Based upon and subject to the foregoing, and subject to the assumptions, qualifications and limitations set forth herein, we are of the opinion that, when the particular Debt Securities have been duly established in accordance with the terms of the Indenture, the specific terms of a particular issuance of Debt Securities have been duly authorized by corporate action of the Board and any persons delegated such authority (the “Corporate Action”) and are in accordance with the terms of the Indenture, and such Debt Securities have been duly executed by the Company, authenticated by the Trustee, and issued and delivered, against payment therefor, in accordance with the terms and provisions of the applicable Definitive Agreement, the terms of the Corporate Action and as contemplated by the Registration Statement and the applicable Prospectus Supplement, such Debt Securities will constitute valid and binding obligations of the Company, enforceable against the Company in accordance with their terms, subject to bankruptcy, insolvency, reorganization, preference, receivership, moratorium, fraudulent conveyance and similar laws relating to or affecting the enforcement of creditors’ rights generally and to the effect of general principles of equity, whether considered in a proceeding in equity or at law (including the possible unavailability of specific performance or injunctive relief), concepts of materiality, reasonableness, good faith and fair dealing, and the discretion of the court before which a proceeding is brought, and the unenforceability under certain circumstances under law or court decisions of provisions for the indemnification of or contribution to a party with respect to a liability where such indemnification or contribution may be limited by federal or state securities laws or principles of public policy, or by laws limiting the enforceability of provisions exculpating or exempting a party, or requiring indemnification of a party for, liability for its own action or inaction, to the extent the action involves gross negligence, recklessness, willful misconduct or unlawful conduct.

 

This opinion letter is limited in all respects to the federal laws of the United States and the internal laws of the State of New York and the State of Indiana, and we do not express any opinion herein concerning any other law.
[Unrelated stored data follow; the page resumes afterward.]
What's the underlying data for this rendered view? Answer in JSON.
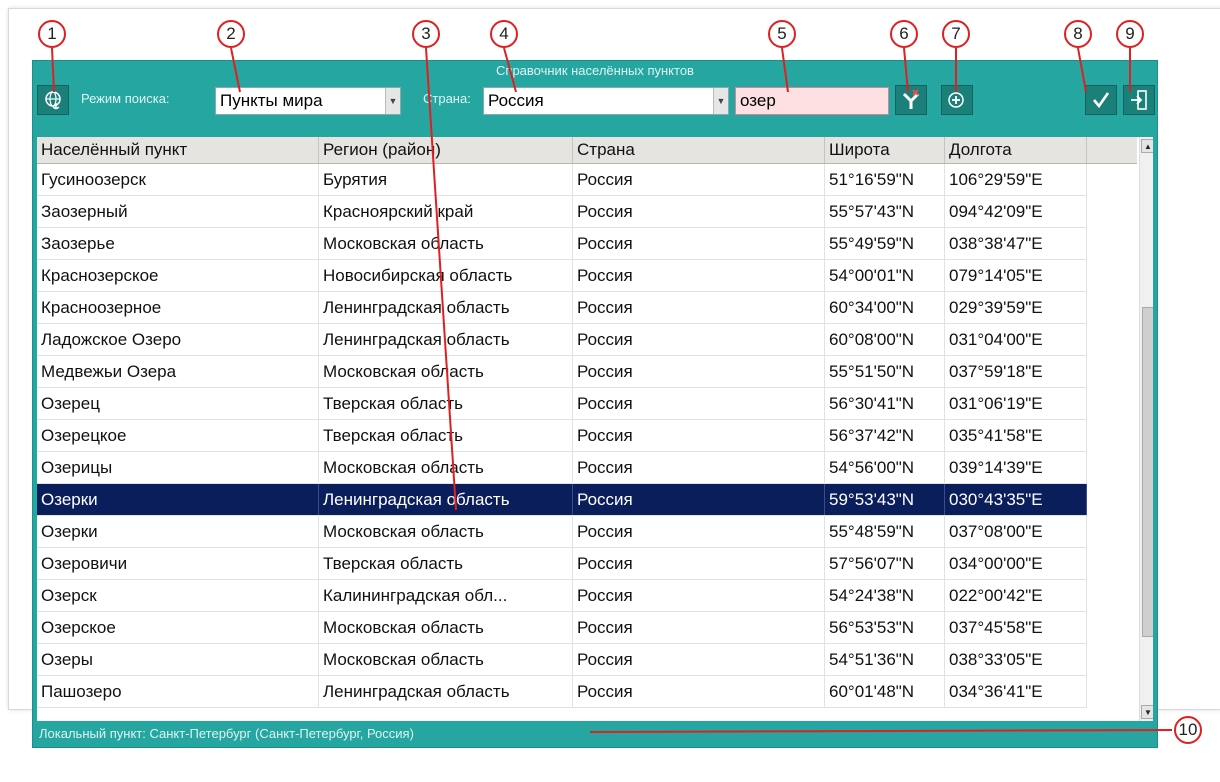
{
  "window": {
    "title": "Справочник населённых пунктов"
  },
  "toolbar": {
    "search_mode_label": "Режим поиска:",
    "search_mode_value": "Пункты мира",
    "country_label": "Страна:",
    "country_value": "Россия",
    "search_text": "озер"
  },
  "icons": {
    "globe": "globe-anchor-icon",
    "filter": "filter-clear-icon",
    "add": "add-location-icon",
    "ok": "checkmark-icon",
    "exit": "exit-icon"
  },
  "callouts": [
    "1",
    "2",
    "3",
    "4",
    "5",
    "6",
    "7",
    "8",
    "9",
    "10"
  ],
  "table": {
    "headers": [
      "Населённый пункт",
      "Регион (район)",
      "Страна",
      "Широта",
      "Долгота"
    ],
    "rows": [
      [
        "Гусиноозерск",
        "Бурятия",
        "Россия",
        "51°16'59\"N",
        "106°29'59\"E"
      ],
      [
        "Заозерный",
        "Красноярский край",
        "Россия",
        "55°57'43\"N",
        "094°42'09\"E"
      ],
      [
        "Заозерье",
        "Московская область",
        "Россия",
        "55°49'59\"N",
        "038°38'47\"E"
      ],
      [
        "Краснозерское",
        "Новосибирская область",
        "Россия",
        "54°00'01\"N",
        "079°14'05\"E"
      ],
      [
        "Красноозерное",
        "Ленинградская область",
        "Россия",
        "60°34'00\"N",
        "029°39'59\"E"
      ],
      [
        "Ладожское Озеро",
        "Ленинградская область",
        "Россия",
        "60°08'00\"N",
        "031°04'00\"E"
      ],
      [
        "Медвежьи Озера",
        "Московская область",
        "Россия",
        "55°51'50\"N",
        "037°59'18\"E"
      ],
      [
        "Озерец",
        "Тверская область",
        "Россия",
        "56°30'41\"N",
        "031°06'19\"E"
      ],
      [
        "Озерецкое",
        "Тверская область",
        "Россия",
        "56°37'42\"N",
        "035°41'58\"E"
      ],
      [
        "Озерицы",
        "Московская область",
        "Россия",
        "54°56'00\"N",
        "039°14'39\"E"
      ],
      [
        "Озерки",
        "Ленинградская область",
        "Россия",
        "59°53'43\"N",
        "030°43'35\"E"
      ],
      [
        "Озерки",
        "Московская область",
        "Россия",
        "55°48'59\"N",
        "037°08'00\"E"
      ],
      [
        "Озеровичи",
        "Тверская область",
        "Россия",
        "57°56'07\"N",
        "034°00'00\"E"
      ],
      [
        "Озерск",
        "Калининградская обл...",
        "Россия",
        "54°24'38\"N",
        "022°00'42\"E"
      ],
      [
        "Озерское",
        "Московская область",
        "Россия",
        "56°53'53\"N",
        "037°45'58\"E"
      ],
      [
        "Озеры",
        "Московская область",
        "Россия",
        "54°51'36\"N",
        "038°33'05\"E"
      ],
      [
        "Пашозеро",
        "Ленинградская область",
        "Россия",
        "60°01'48\"N",
        "034°36'41\"E"
      ]
    ],
    "selected_index": 10
  },
  "status": {
    "text": "Локальный пункт: Санкт-Петербург (Санкт-Петербург, Россия)"
  },
  "colors": {
    "accent": "#25a6a0",
    "selection": "#0b1e5c",
    "search_bg": "#ffe0e2",
    "callout": "#e02020"
  }
}
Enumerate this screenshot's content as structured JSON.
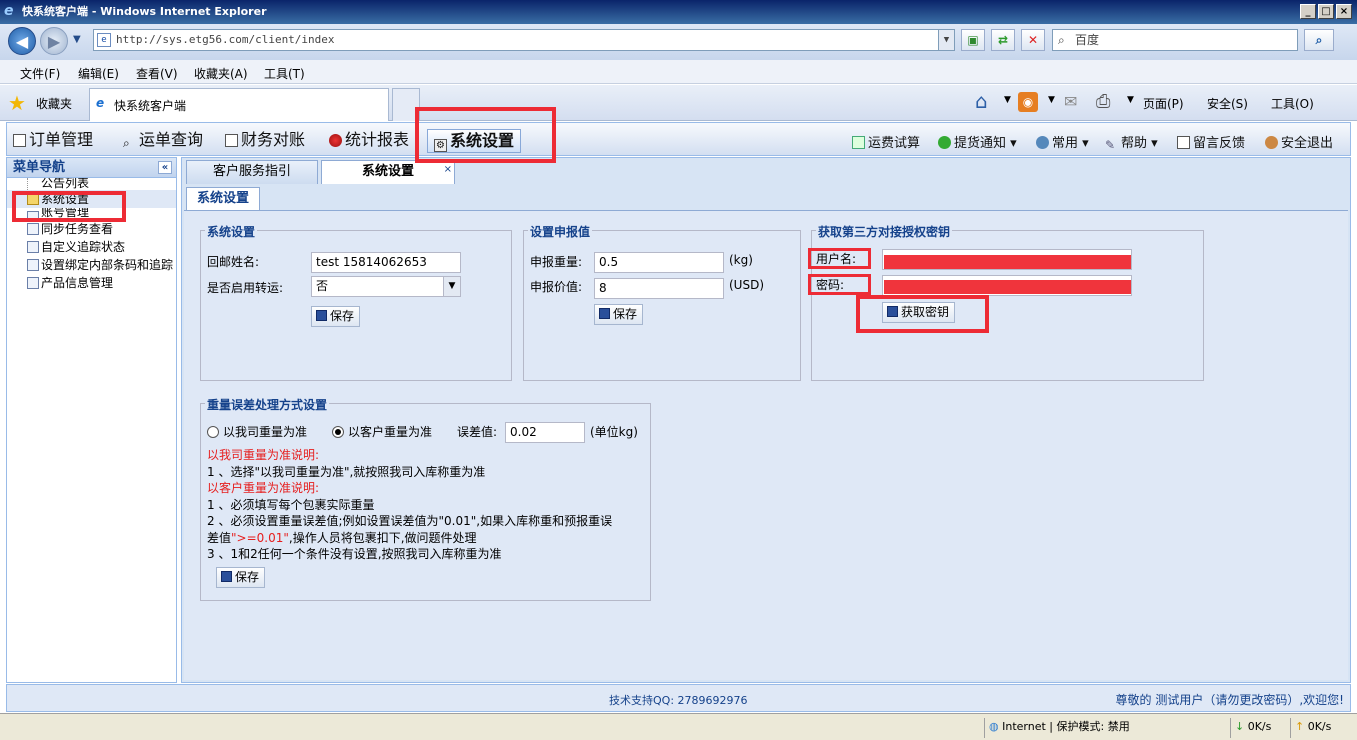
{
  "window": {
    "title": "快系统客户端 - Windows Internet Explorer"
  },
  "address": {
    "url": "http://sys.etg56.com/client/index",
    "search_placeholder": "百度"
  },
  "menubar": [
    "文件(F)",
    "编辑(E)",
    "查看(V)",
    "收藏夹(A)",
    "工具(T)"
  ],
  "favbar": {
    "favorites": "收藏夹",
    "tab_title": "快系统客户端",
    "page": "页面(P)",
    "safety": "安全(S)",
    "tools": "工具(O)"
  },
  "app_tabs": [
    "订单管理",
    "运单查询",
    "财务对账",
    "统计报表",
    "系统设置"
  ],
  "top_right": [
    "运费试算",
    "提货通知",
    "常用",
    "帮助",
    "留言反馈",
    "安全退出"
  ],
  "sidebar": {
    "title": "菜单导航",
    "items": [
      "公告列表",
      "系统设置",
      "账号管理",
      "同步任务查看",
      "自定义追踪状态",
      "设置绑定内部条码和追踪",
      "产品信息管理"
    ]
  },
  "content_tabs": [
    "客户服务指引",
    "系统设置"
  ],
  "subtab": "系统设置",
  "sys_settings": {
    "legend": "系统设置",
    "return_name_label": "回邮姓名:",
    "return_name_value": "test 15814062653",
    "transfer_label": "是否启用转运:",
    "transfer_value": "否",
    "save": "保存"
  },
  "declare": {
    "legend": "设置申报值",
    "weight_label": "申报重量:",
    "weight_value": "0.5",
    "weight_unit": "(kg)",
    "value_label": "申报价值:",
    "value_value": "8",
    "value_unit": "(USD)",
    "save": "保存"
  },
  "auth": {
    "legend": "获取第三方对接授权密钥",
    "username_label": "用户名:",
    "password_label": "密码:",
    "get_key": "获取密钥"
  },
  "weight_error": {
    "legend": "重量误差处理方式设置",
    "option1": "以我司重量为准",
    "option2": "以客户重量为准",
    "selected": "以客户重量为准",
    "tolerance_label": "误差值:",
    "tolerance_value": "0.02",
    "tolerance_unit": "(单位kg)",
    "note1_title": "以我司重量为准说明:",
    "note1_line1": "1 、选择\"以我司重量为准\",就按照我司入库称重为准",
    "note2_title": "以客户重量为准说明:",
    "note2_line1": "1 、必须填写每个包裹实际重量",
    "note2_line2": "2 、必须设置重量误差值;例如设置误差值为\"0.01\",如果入库称重和预报重误",
    "note2_line3a": "差值",
    "note2_line3b": "\">=0.01\"",
    "note2_line3c": ",操作人员将包裹扣下,做问题件处理",
    "note2_line4": "3 、1和2任何一个条件没有设置,按照我司入库称重为准",
    "save": "保存"
  },
  "footer": {
    "support": "技术支持QQ: 2789692976",
    "welcome": "尊敬的 测试用户（请勿更改密码）,欢迎您!"
  },
  "status": {
    "zone": "Internet | 保护模式: 禁用",
    "down": "0K/s",
    "up": "0K/s"
  }
}
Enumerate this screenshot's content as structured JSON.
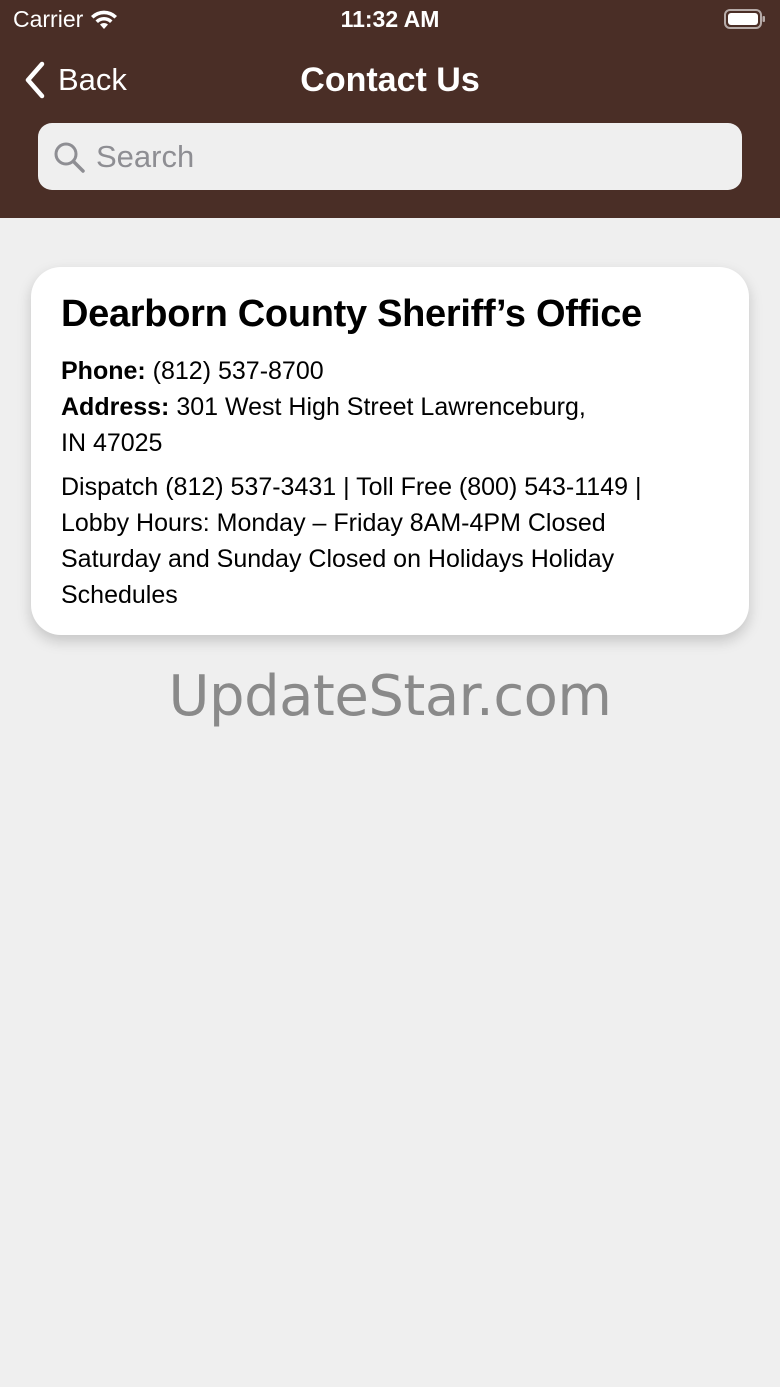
{
  "status_bar": {
    "carrier": "Carrier",
    "time": "11:32 AM"
  },
  "nav": {
    "back_label": "Back",
    "title": "Contact Us"
  },
  "search": {
    "placeholder": "Search",
    "value": ""
  },
  "contact_card": {
    "title": "Dearborn County Sheriff’s Office",
    "phone_label": "Phone:",
    "phone_value": "(812) 537-8700",
    "address_label": "Address:",
    "address_line1": "301 West High Street Lawrenceburg,",
    "address_line2": "IN 47025",
    "notes_line1": "Dispatch (812) 537-3431 | Toll Free (800) 543-1149 |",
    "notes_line2": "Lobby Hours: Monday – Friday 8AM-4PM Closed",
    "notes_line3": "Saturday and Sunday Closed on Holidays Holiday",
    "notes_line4": "Schedules"
  },
  "watermark": "UpdateStar.com",
  "colors": {
    "header_bg": "#4a2e26",
    "page_bg": "#efefef",
    "card_bg": "#ffffff"
  },
  "icons": [
    "wifi-icon",
    "battery-icon",
    "chevron-left-icon",
    "search-icon"
  ]
}
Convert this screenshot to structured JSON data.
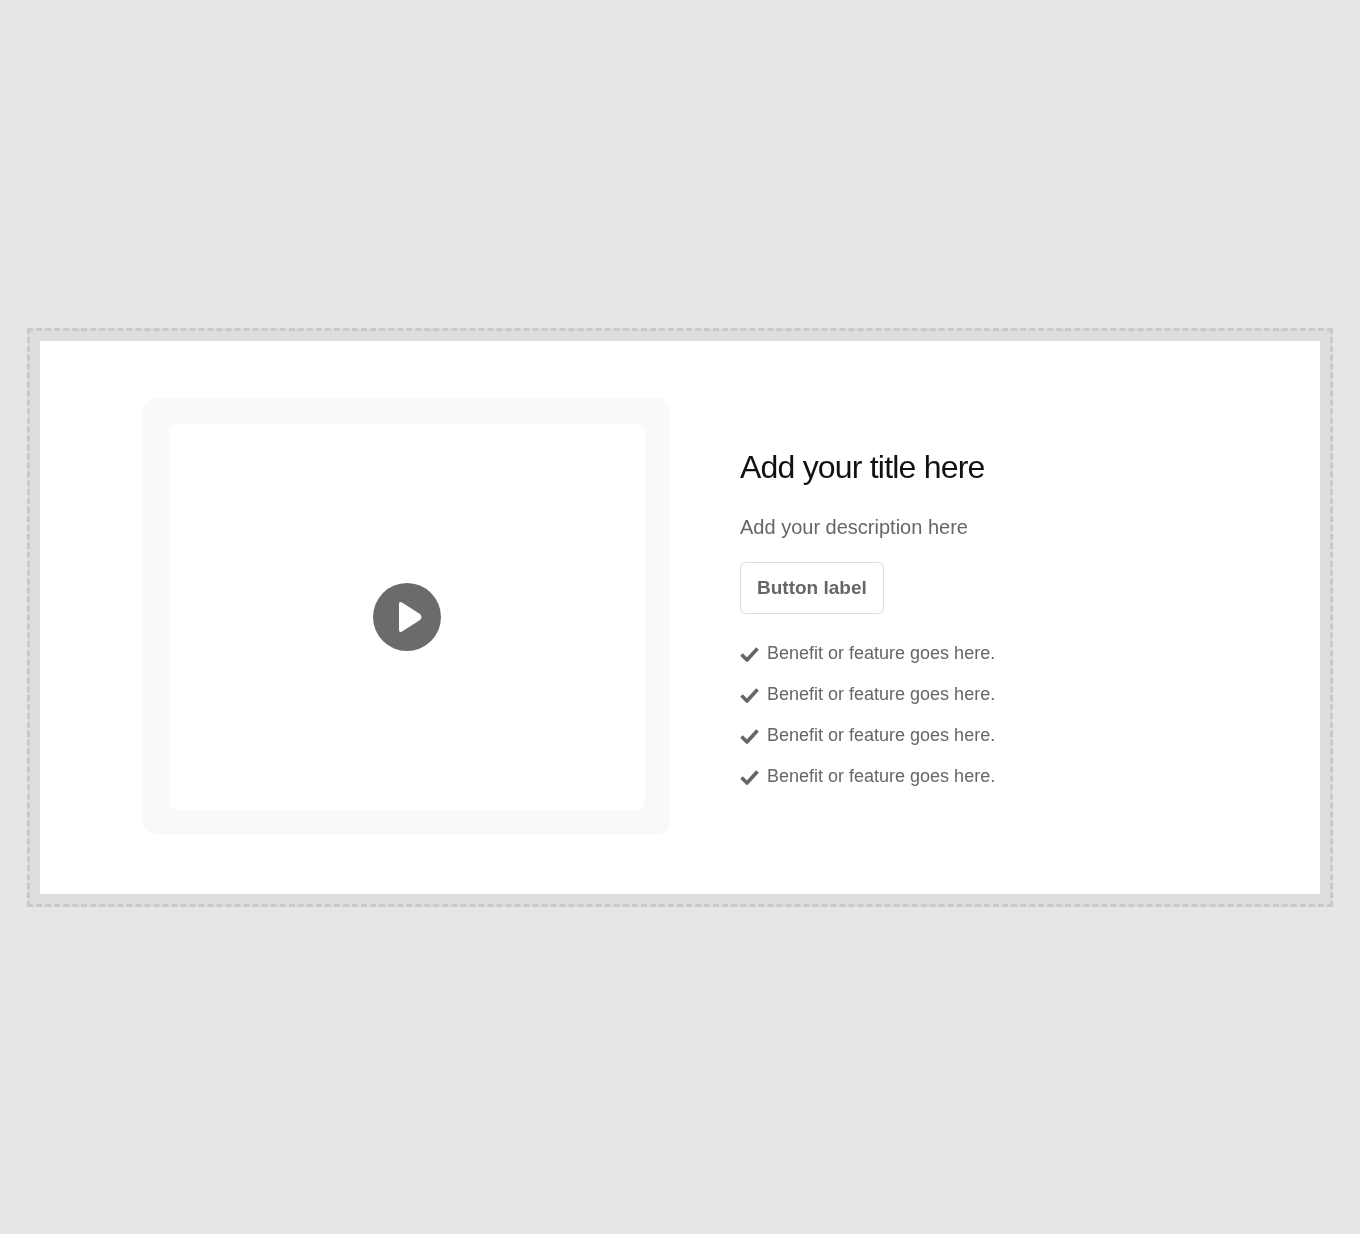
{
  "title": "Add your title here",
  "description": "Add your description here",
  "button": "Button label",
  "benefits": [
    "Benefit or feature goes here.",
    "Benefit or feature goes here.",
    "Benefit or feature goes here.",
    "Benefit or feature goes here."
  ]
}
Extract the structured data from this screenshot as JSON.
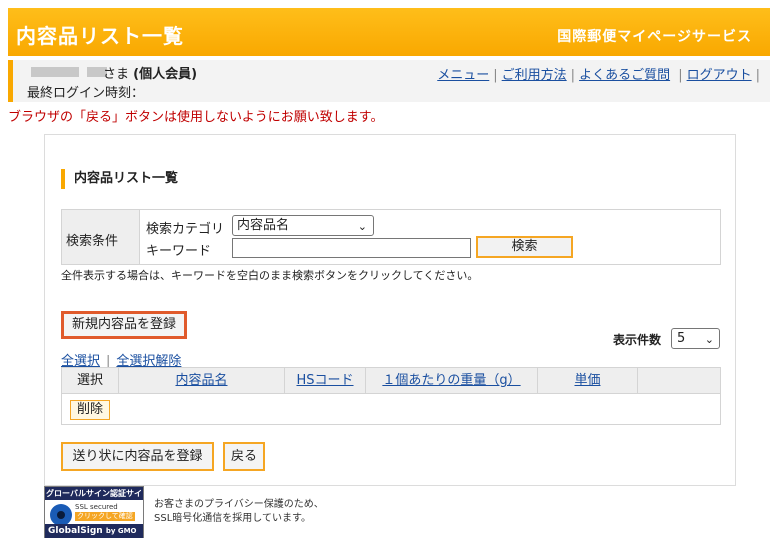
{
  "header": {
    "title": "内容品リスト一覧",
    "service": "国際郵便マイページサービス"
  },
  "user": {
    "sama": "さま",
    "member_type": "(個人会員)",
    "last_login": "最終ログイン時刻："
  },
  "top_links": [
    "メニュー",
    "ご利用方法",
    "よくあるご質問",
    "ログアウト"
  ],
  "warning": "ブラウザの「戻る」ボタンは使用しないようにお願い致します。",
  "section_title": "内容品リスト一覧",
  "search": {
    "label": "検索条件",
    "category_label": "検索カテゴリ",
    "category_value": "内容品名",
    "keyword_label": "キーワード",
    "keyword_value": "",
    "button": "検索",
    "hint": "全件表示する場合は、キーワードを空白のまま検索ボタンをクリックしてください。"
  },
  "new_button": "新規内容品を登録",
  "count": {
    "label": "表示件数",
    "value": "5"
  },
  "select_all": "全選択",
  "deselect_all": "全選択解除",
  "table": {
    "columns": [
      "選択",
      "内容品名",
      "HSコード",
      "１個あたりの重量（g）",
      "単価"
    ],
    "delete_button": "削除"
  },
  "bottom_buttons": {
    "register_to_label": "送り状に内容品を登録",
    "back": "戻る"
  },
  "globalsign": {
    "top": "グローバルサイン認証サイト",
    "ssl": "SSL secured",
    "click": "クリックして確認",
    "brand": "GlobalSign",
    "by": "by GMO"
  },
  "privacy_note": [
    "お客さまのプライバシー保護のため、",
    "SSL暗号化通信を採用しています。"
  ],
  "colors": {
    "header_orange": "#f9a800",
    "link_blue": "#1a4fa0",
    "warning_red": "#c00000",
    "highlight_red": "#e05a2b"
  }
}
This opinion letter is limited to the matters stated herein, and no opinion is implied or may be inferred beyond the matters expressly stated herein.

 

This opinion letter is given as of the date hereof, and we assume no obligation to advise you after the date hereof of facts or circumstances that come to our attention or changes in law that occur, in each case, subsequent to the effectiveness of the Registration Statement, which could affect the opinions contained herein. This opinion letter is being rendered for the benefit of the Company in connection with the matters addressed herein.

 

We hereby consent to the filing of this opinion letter with the Commission as Exhibit 5.1 to the Registration Statement. We also consent to the reference to this firm as having passed on the validity of the Debt Securities under the caption “Legal Matters” in the Registration Statement. In giving the foregoing consent, we do not admit that we are within the category of persons whose consent is required under Section 7 of the Securities Act and the rules and regulations thereunder.